RE: f and p appear predominantly in the first lines of paragraphs
tavie > 16 minutes ago
You already know ad nauseam my three main opinions on this, Jorge, so I'll just put it for anyone who doesn't know:
1. /k/ and /t/ do not always behave alike. In the Stars section ("Scribe 3"), while /k/ underperforms extremely in top lines relative to lower lines, /t/ seems to overperform. It acts more akin to /p/ and /f/ there, rather than /k/. So I'd be cautious about merging the glyphs into a binary distinction of the /k/ and /t/ group vs the /p/ and /f/ group.
2. There's no easy substitution between the embellished and non-embellished the gallows when you look at the rest of the word. In Stars, /pch/ is an extremely common gallows cluster in the headline, while /ke/ - in particular /kee/ - is an extremely common cluster in the lower lines that is greatly underrepresented in the top lines. If we say /p/ is an embellishment of /k/, where are the /pe/ words? If we say /p/ is an embellished ligature of /ke/, then that would make /pch/ the embellished equivalent of /kech/, which is not common in the lower lines.

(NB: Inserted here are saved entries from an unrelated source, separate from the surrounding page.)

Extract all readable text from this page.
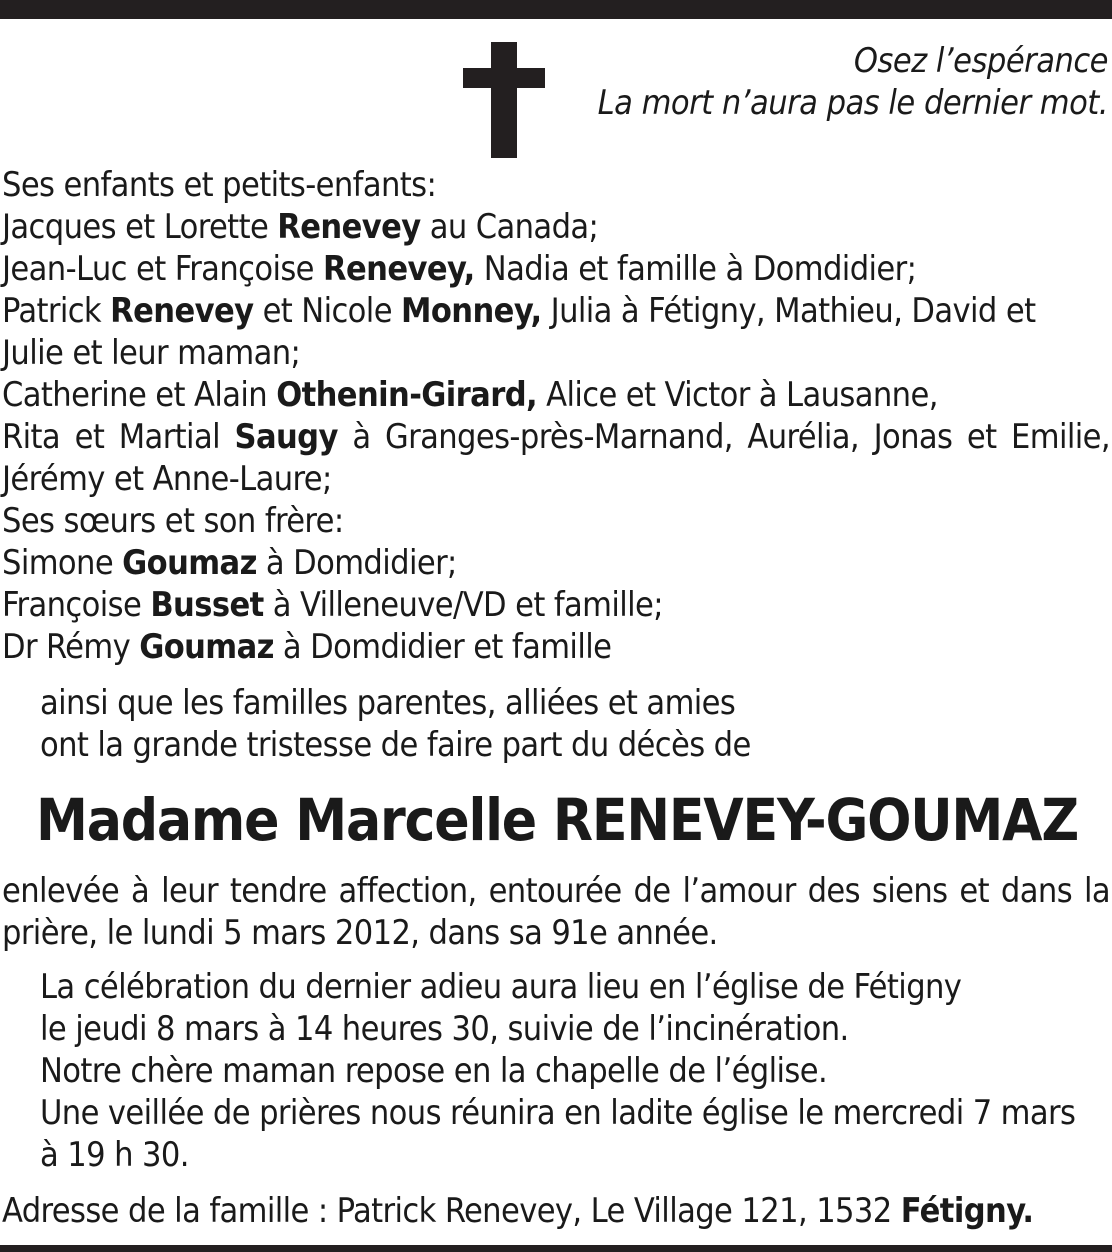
Osez l’espérance
La mort n’aura pas le dernier mot.
Ses enfants et petits-enfants:
Jacques et Lorette Renevey au Canada;
Jean-Luc et Françoise Renevey, Nadia et famille à Domdidier;
Patrick Renevey et Nicole Monney, Julia à Fétigny, Mathieu, David et
Julie et leur maman;
Catherine et Alain Othenin-Girard, Alice et Victor à Lausanne,
Rita et Martial Saugy à Granges-près-Marnand, Aurélia, Jonas et Emilie,
Jérémy et Anne-Laure;
Ses sœurs et son frère:
Simone Goumaz à Domdidier;
Françoise Busset à Villeneuve/VD et famille;
Dr Rémy Goumaz à Domdidier et famille
ainsi que les familles parentes, alliées et amies
ont la grande tristesse de faire part du décès de
Madame Marcelle RENEVEY-GOUMAZ
enlevée à leur tendre affection, entourée de l’amour des siens et dans la
prière, le lundi 5 mars 2012, dans sa 91e année.
La célébration du dernier adieu aura lieu en l’église de Fétigny
le jeudi 8 mars à 14 heures 30, suivie de l’incinération.
Notre chère maman repose en la chapelle de l’église.
Une veillée de prières nous réunira en ladite église le mercredi 7 mars
à 19 h 30.
Adresse de la famille : Patrick Renevey, Le Village 121, 1532 Fétigny.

Etc etc.
(NB - the gallows mismatch is less of a problem for Scribe 1 although only in Herbal A, where /kch/ is more common in the lower lines than /ke/ anyway.).
3. I can imagine there might be some difference in word choice in the top lines and that this would cause some degree of distortion in the stats. But I struggle to believe it could be a decisive explanation, given the size of the /p/ dominance, and the behaviour of /ch/ suddenly switching from being word-initial to mainly word-middle, and the increase in /sh/, etc. There could be a language change, e.g. like a herbal might start with Latin names and then move onto describing the herb in the vernacular, but we see this across the different sections, and we also have to bear in mind similarly distinct behaviour at Line Start (including /ch/ becoming word-middle there as well).